Personal information
- Date of birth: 4 March 2004 (age 22)
- Place of birth: Czech Republic
- Height: 1.86 m (6 ft 1 in)
- Position: Defensive midfielder

Team information
- Current team: Karviná (on loan from Slavia Prague)
- Number: 99

Youth career
- 2015–2021: Slavia Prague

Senior career*
- Years: Team / Apps / (Gls)
- 2021–: Slavia Prague / 13 / (1)
- 2021: → Viktoria Žižkov (loan) / 4 / (0)
- 2021: → Vlašim (loan) / 9 / (0)
- 2022–2024: → Slovan Liberec (loan) / 52 / (3)
- 2025: → Górnik Zabrze (loan) / 6 / (0)
- 2025: → Mladá Boleslav (loan) / 18 / (0)
- 2026–: → Karviná (loan) / 11 / (0)

International career
- 2017–2018: Czech Republic U15 / 11 / (0)
- 2018–2019: Czech Republic U16 / 3 / (0)
- 2020: Czech Republic U17 / 2 / (0)
- 2021: Czech Republic U19 / 6 / (0)
- 2022: Czech Republic U20 / 2 / (0)
- 2023–2025: Czech Republic U21 / 16 / (0)

= Filip Prebsl =

Czech footballer (born 2004)

Filip Prebsl (born 4 March 2004) is a Czech professional footballer who plays as a defensive midfielder for Czech First League club Karviná, on loan from SK Slavia Prague.

==Club career==
Prebsl started with football in SK Třeboradice on the outskirts of Prague, but already at the age of ten he started playing for SK Slavia Prague. He went through all the youth teams and when he was a member of the under-19 team, he was sent on loan to Viktoria Žižkov, playing in the Czech National Football League, where he made his debut in senior football. After another loan spell in Vlašim, he was sent on loan to Slovan Liberec in February 2022.

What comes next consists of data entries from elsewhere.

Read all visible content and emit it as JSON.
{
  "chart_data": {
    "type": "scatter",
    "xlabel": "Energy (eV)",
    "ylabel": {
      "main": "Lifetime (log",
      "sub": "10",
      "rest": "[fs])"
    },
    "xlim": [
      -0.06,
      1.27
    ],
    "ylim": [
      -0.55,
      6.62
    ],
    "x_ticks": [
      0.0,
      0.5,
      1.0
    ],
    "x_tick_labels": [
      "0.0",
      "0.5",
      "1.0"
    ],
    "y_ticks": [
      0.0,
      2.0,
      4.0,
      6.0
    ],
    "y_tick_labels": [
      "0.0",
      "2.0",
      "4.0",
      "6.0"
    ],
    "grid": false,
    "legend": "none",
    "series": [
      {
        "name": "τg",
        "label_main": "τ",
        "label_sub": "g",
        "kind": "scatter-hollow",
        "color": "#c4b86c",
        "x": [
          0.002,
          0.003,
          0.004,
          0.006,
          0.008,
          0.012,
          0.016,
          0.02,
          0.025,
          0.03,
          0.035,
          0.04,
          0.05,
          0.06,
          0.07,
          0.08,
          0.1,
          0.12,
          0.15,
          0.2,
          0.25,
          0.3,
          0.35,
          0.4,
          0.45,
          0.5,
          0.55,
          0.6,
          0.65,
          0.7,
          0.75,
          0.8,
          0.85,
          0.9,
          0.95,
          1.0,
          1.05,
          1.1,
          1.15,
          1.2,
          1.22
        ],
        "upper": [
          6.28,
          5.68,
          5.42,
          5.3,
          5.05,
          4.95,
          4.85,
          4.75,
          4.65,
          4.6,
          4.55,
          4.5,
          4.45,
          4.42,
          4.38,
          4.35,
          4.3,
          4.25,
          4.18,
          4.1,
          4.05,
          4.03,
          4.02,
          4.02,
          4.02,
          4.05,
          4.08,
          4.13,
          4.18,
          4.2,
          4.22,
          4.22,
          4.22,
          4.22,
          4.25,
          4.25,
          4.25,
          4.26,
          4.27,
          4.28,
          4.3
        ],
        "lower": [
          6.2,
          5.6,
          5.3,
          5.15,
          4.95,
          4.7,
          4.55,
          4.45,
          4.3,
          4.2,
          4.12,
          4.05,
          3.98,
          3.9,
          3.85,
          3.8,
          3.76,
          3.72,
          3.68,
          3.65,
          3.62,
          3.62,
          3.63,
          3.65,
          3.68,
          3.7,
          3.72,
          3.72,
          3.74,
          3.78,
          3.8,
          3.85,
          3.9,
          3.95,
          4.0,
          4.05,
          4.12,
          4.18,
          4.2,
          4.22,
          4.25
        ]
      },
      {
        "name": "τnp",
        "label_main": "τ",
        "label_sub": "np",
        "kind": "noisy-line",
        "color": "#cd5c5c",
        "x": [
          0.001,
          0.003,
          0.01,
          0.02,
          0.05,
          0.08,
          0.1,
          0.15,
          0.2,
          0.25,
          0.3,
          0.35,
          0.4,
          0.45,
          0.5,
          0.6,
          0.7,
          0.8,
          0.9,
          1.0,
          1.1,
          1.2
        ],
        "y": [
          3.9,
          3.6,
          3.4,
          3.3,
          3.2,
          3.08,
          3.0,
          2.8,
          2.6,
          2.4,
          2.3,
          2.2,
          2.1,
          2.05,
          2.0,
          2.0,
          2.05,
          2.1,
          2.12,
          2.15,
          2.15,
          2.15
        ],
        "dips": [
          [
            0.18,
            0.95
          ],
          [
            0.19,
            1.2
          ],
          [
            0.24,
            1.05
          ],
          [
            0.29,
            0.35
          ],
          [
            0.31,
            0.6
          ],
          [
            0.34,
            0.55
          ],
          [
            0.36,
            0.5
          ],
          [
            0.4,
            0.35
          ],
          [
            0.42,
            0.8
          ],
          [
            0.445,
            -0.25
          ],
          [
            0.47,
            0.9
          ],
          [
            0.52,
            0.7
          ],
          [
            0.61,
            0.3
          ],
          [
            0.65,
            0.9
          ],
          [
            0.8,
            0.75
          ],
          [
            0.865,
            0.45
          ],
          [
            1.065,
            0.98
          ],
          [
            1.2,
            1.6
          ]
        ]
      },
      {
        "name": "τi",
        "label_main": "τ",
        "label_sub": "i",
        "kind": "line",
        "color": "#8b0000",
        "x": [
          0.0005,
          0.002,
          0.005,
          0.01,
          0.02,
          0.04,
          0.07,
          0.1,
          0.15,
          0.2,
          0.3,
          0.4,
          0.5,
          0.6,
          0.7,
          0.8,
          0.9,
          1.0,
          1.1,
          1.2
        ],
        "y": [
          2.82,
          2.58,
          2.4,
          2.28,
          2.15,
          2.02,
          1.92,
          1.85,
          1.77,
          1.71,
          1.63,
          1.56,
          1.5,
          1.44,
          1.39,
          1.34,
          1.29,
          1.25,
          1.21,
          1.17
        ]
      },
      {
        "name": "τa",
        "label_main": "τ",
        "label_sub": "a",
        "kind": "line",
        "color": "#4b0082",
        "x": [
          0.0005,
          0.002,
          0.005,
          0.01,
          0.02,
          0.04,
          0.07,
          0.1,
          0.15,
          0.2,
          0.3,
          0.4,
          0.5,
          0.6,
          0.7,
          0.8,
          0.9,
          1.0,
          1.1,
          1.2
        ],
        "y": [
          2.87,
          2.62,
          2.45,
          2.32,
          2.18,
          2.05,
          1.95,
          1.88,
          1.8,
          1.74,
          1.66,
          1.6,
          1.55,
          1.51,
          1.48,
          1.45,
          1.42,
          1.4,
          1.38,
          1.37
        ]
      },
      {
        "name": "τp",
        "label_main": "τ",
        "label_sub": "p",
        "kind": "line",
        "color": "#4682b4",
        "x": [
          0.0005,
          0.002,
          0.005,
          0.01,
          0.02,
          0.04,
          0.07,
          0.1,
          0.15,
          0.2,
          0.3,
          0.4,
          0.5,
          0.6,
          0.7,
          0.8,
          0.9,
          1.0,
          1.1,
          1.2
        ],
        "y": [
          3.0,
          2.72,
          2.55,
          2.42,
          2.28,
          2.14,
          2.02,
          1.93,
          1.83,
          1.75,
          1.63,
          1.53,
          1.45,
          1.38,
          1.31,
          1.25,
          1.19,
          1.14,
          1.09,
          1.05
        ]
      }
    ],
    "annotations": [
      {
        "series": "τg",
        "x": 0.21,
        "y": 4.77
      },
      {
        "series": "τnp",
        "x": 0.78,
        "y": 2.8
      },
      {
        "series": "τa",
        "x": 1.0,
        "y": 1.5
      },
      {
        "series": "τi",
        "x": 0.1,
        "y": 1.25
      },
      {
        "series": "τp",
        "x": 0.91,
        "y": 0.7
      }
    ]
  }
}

Due to injury, he only made his senior league debut for Slovan Liberec on 31 July 2022 in their Czech First League 2–1 away win against Sparta Prague. During two seasons on loan in Slovan Liberec, he developed into one of the mainstays of the team. He played 52 league games and scored three goals. In July 2024, it was announced that Prebsl was returning to Slavia and had extended his contract until 2028.

On 8 February 2025, Prebsl moved to Polish club Górnik Zabrze on loan for the remainder of the season. However, he appeared only in six league matches. Before the 2025–26 season, Prebsl was sent on loan to Mladá Boleslav.

==International career==
Prebsl played for the Czech U17, U19 and U20 teams. In 2023–2025, he played for the U21 team. During the 2025 UEFA Euro Under-21 qualifying campaign, he played almost all of the matches in the starting line-up, helping the team to qualify for the tournament. Although he plays mostly as a defensive midfielder at club level, he was used as a defender in the national team.